At the Farm, the General didn’t have to wait to live. He contributed every day, and, in return, he was a part of something real. He attended class, learning about the Bible in a radically different way than at Saint Anthony’s. Instead of the phantasmal, anemic God whose son got hard from blows to both cheeks, at the Farm, he learned about the red-blooded God, the one with fury and grip. The God who practiced envy, who encouraged possessiveness over one’s own belongings as long as all knew that ultimately everything was actually his.

It was in these classes that he learned about the Almighty War. The battle between Heaven and Hell that had been raging for so much longer than humans could comprehend. The priests at Saint Anthony’s made it sound like the events that took place in Heaven and Hell were so long ago, they seemed almost mythical. Not the places themselves—those were real and thriving. But their battles, their threats and their victories. Their losses. According to the priests, Heaven and Hell were relics of the past. Heaven and Hell were done with their war, their moment in the historical sun. They were backdrops now. But at the Farm, the General learned that the war was ever raging, and constantly in need of more forces. It was here that he also learned about the water. The river Lethe, as the texts called it. The river in Hell that would wipe a person’s memory. A tricky battle tactic, like all of Hell’s tactics. So even if the Farm sent soldiers from the surface to fight from within on behalf of Heaven, a Trojan horse approach, they would arrive in Hell and instantly forget their purpose, falling into lockstep with the other side.

The Farm was a paradise, but paradise always comes at a price. The strongest of God’s warriors, those chosen by the Holy Father or by battle, or because of size or circumstance, had to make it to the Almighty War, and they couldn’t be tempted into complacency by the trickery of Hell. They had to learn how to be strong, to resist the water and keep their wits—their decency—about them, so they could be called back to Heaven once they had fought and won.

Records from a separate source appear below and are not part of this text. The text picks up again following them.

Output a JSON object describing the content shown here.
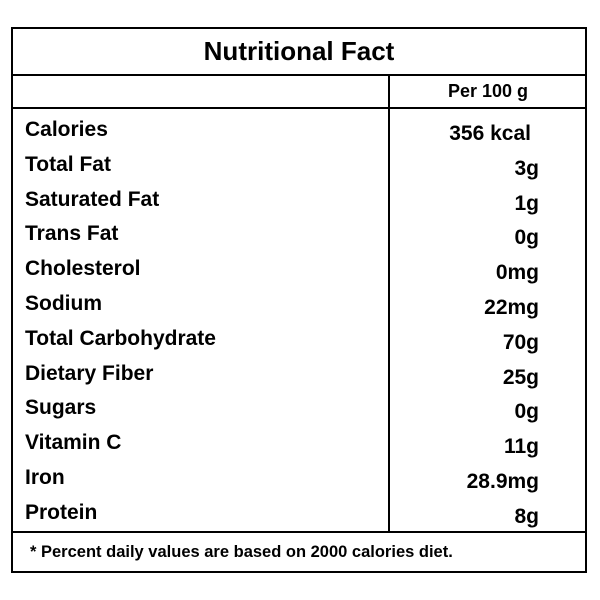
{
  "label": {
    "title": "Nutritional Fact",
    "column_header": "Per 100 g",
    "rows": [
      {
        "name": "Calories",
        "value": "356 kcal"
      },
      {
        "name": "Total Fat",
        "value": "3g"
      },
      {
        "name": "Saturated Fat",
        "value": "1g"
      },
      {
        "name": "Trans Fat",
        "value": "0g"
      },
      {
        "name": "Cholesterol",
        "value": "0mg"
      },
      {
        "name": "Sodium",
        "value": "22mg"
      },
      {
        "name": "Total Carbohydrate",
        "value": "70g"
      },
      {
        "name": "Dietary Fiber",
        "value": "25g"
      },
      {
        "name": "Sugars",
        "value": "0g"
      },
      {
        "name": "Vitamin C",
        "value": "11g"
      },
      {
        "name": "Iron",
        "value": "28.9mg"
      },
      {
        "name": "Protein",
        "value": "8g"
      }
    ],
    "footnote": "*  Percent daily values are based on 2000 calories diet."
  }
}
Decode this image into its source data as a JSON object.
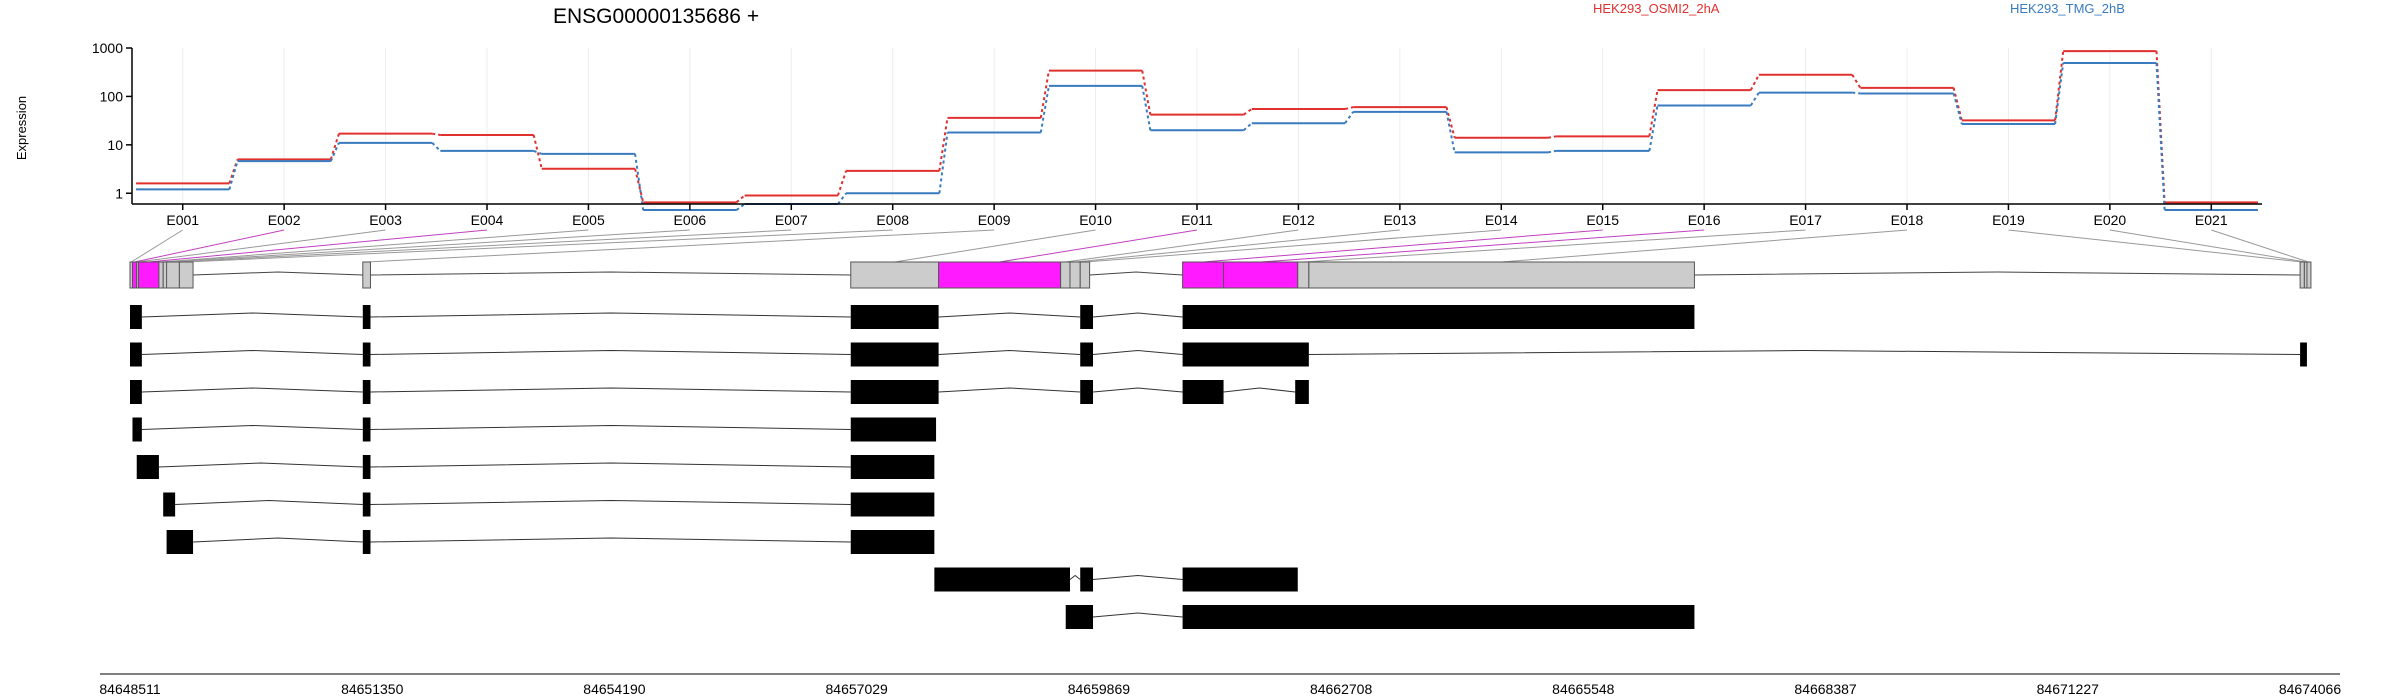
{
  "title": "ENSG00000135686 +",
  "ylabel": "Expression",
  "colors": {
    "series_a": "#e0312f",
    "series_b": "#3a7bbf",
    "exon_highlight": "#ff1aff",
    "exon_grey": "#cccccc",
    "grid": "#ececf4"
  },
  "chart_data": {
    "type": "line",
    "title": "ENSG00000135686 +",
    "ylabel": "Expression",
    "yscale": "log",
    "ylim": [
      0.6,
      1000
    ],
    "yticks": [
      "1",
      "10",
      "100",
      "1000"
    ],
    "legend_position": "top",
    "categories": [
      "E001",
      "E002",
      "E003",
      "E004",
      "E005",
      "E006",
      "E007",
      "E008",
      "E009",
      "E010",
      "E011",
      "E012",
      "E013",
      "E014",
      "E015",
      "E016",
      "E017",
      "E018",
      "E019",
      "E020",
      "E021"
    ],
    "series": [
      {
        "name": "HEK293_OSMI2_2hA",
        "color": "#e0312f",
        "values": [
          1.6,
          5.0,
          17,
          16,
          3.2,
          0.65,
          0.9,
          2.9,
          36,
          340,
          42,
          55,
          60,
          14,
          15,
          135,
          280,
          150,
          32,
          860,
          0.65
        ]
      },
      {
        "name": "HEK293_TMG_2hB",
        "color": "#3a7bbf",
        "values": [
          1.2,
          4.6,
          11,
          7.5,
          6.5,
          0.45,
          0.6,
          1.0,
          18,
          165,
          20,
          28,
          48,
          7.0,
          7.5,
          65,
          120,
          115,
          27,
          490,
          0.45
        ]
      }
    ],
    "genomic_axis_labels": [
      "84648511",
      "84651350",
      "84654190",
      "84657029",
      "84659869",
      "84662708",
      "84665548",
      "84668387",
      "84671227",
      "84674066"
    ]
  },
  "gene_model": {
    "coord_range": [
      84648511,
      84674066
    ],
    "exon_bins": [
      [
        84648511,
        84648540
      ],
      [
        84648540,
        84648590
      ],
      [
        84648590,
        84648610
      ],
      [
        84648610,
        84648850
      ],
      [
        84648850,
        84648900
      ],
      [
        84648900,
        84648940
      ],
      [
        84648940,
        84649090
      ],
      [
        84649090,
        84649250
      ],
      [
        84651240,
        84651330
      ],
      [
        84656960,
        84657990
      ],
      [
        84657990,
        84659420
      ],
      [
        84659420,
        84659530
      ],
      [
        84659530,
        84659650
      ],
      [
        84659650,
        84659760
      ],
      [
        84660850,
        84661330
      ],
      [
        84661330,
        84662200
      ],
      [
        84662200,
        84662330
      ],
      [
        84662330,
        84666850
      ],
      [
        84673950,
        84674000
      ],
      [
        84674000,
        84674030
      ],
      [
        84674030,
        84674066
      ]
    ],
    "highlight_bins": [
      1,
      3,
      10,
      14,
      15
    ]
  },
  "transcripts": [
    [
      [
        84648511,
        84648650
      ],
      [
        84651240,
        84651330
      ],
      [
        84656960,
        84657990
      ],
      [
        84659650,
        84659800
      ],
      [
        84660850,
        84666850
      ]
    ],
    [
      [
        84648511,
        84648650
      ],
      [
        84651240,
        84651330
      ],
      [
        84656960,
        84657990
      ],
      [
        84659650,
        84659800
      ],
      [
        84660850,
        84662330
      ],
      [
        84673950,
        84674030
      ]
    ],
    [
      [
        84648511,
        84648650
      ],
      [
        84651240,
        84651330
      ],
      [
        84656960,
        84657990
      ],
      [
        84659650,
        84659800
      ],
      [
        84660850,
        84661330
      ],
      [
        84662170,
        84662330
      ]
    ],
    [
      [
        84648540,
        84648650
      ],
      [
        84651240,
        84651330
      ],
      [
        84656960,
        84657960
      ]
    ],
    [
      [
        84648590,
        84648850
      ],
      [
        84651240,
        84651330
      ],
      [
        84656960,
        84657940
      ]
    ],
    [
      [
        84648900,
        84649040
      ],
      [
        84651240,
        84651330
      ],
      [
        84656960,
        84657940
      ]
    ],
    [
      [
        84648940,
        84649250
      ],
      [
        84651240,
        84651330
      ],
      [
        84656960,
        84657940
      ]
    ],
    [
      [
        84657940,
        84659530
      ],
      [
        84659650,
        84659800
      ],
      [
        84660850,
        84662200
      ]
    ],
    [
      [
        84659480,
        84659800
      ],
      [
        84660850,
        84666850
      ]
    ]
  ]
}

The General was the strongest the Farm had seen yet. He could tend to a breech calf with the same calm certainty as he could to a fellow soldier’s jammed weapon under fire. From the moment he was found undernourished and exhausted at the Farm’s gate, purple ribbon pinned to his lapel, tattered and almost white from the sun, he had worked and believed so hard that he quickly became one of the Holy Father’s favorites.

That was, until the General got the first—and only—girl he ever loved pregnant.

Elsie was a year younger than him, and she kept her long fair hair in a single plait down her back. It took him two years to gather the courage to speak to her, as the boys and girls were not encouraged to engage at their age. But he always knew where in the room she was—he could feel her pulse as if it gave off waves of sound tuned just for him.

They hid it for as long as they could, but when her bump—six months large and Elsie beyond all reasonable excuses—was discovered by another girl in her bunk, Elsie was dragged into the Farm’s center by her hair. The General was at the armory at the time; he had risen through the ranks from farmer to soldier to head boy of the Holy Father’s militia. It was his job to keep the guns cleaned and the ammo accounted for. To always be prepared.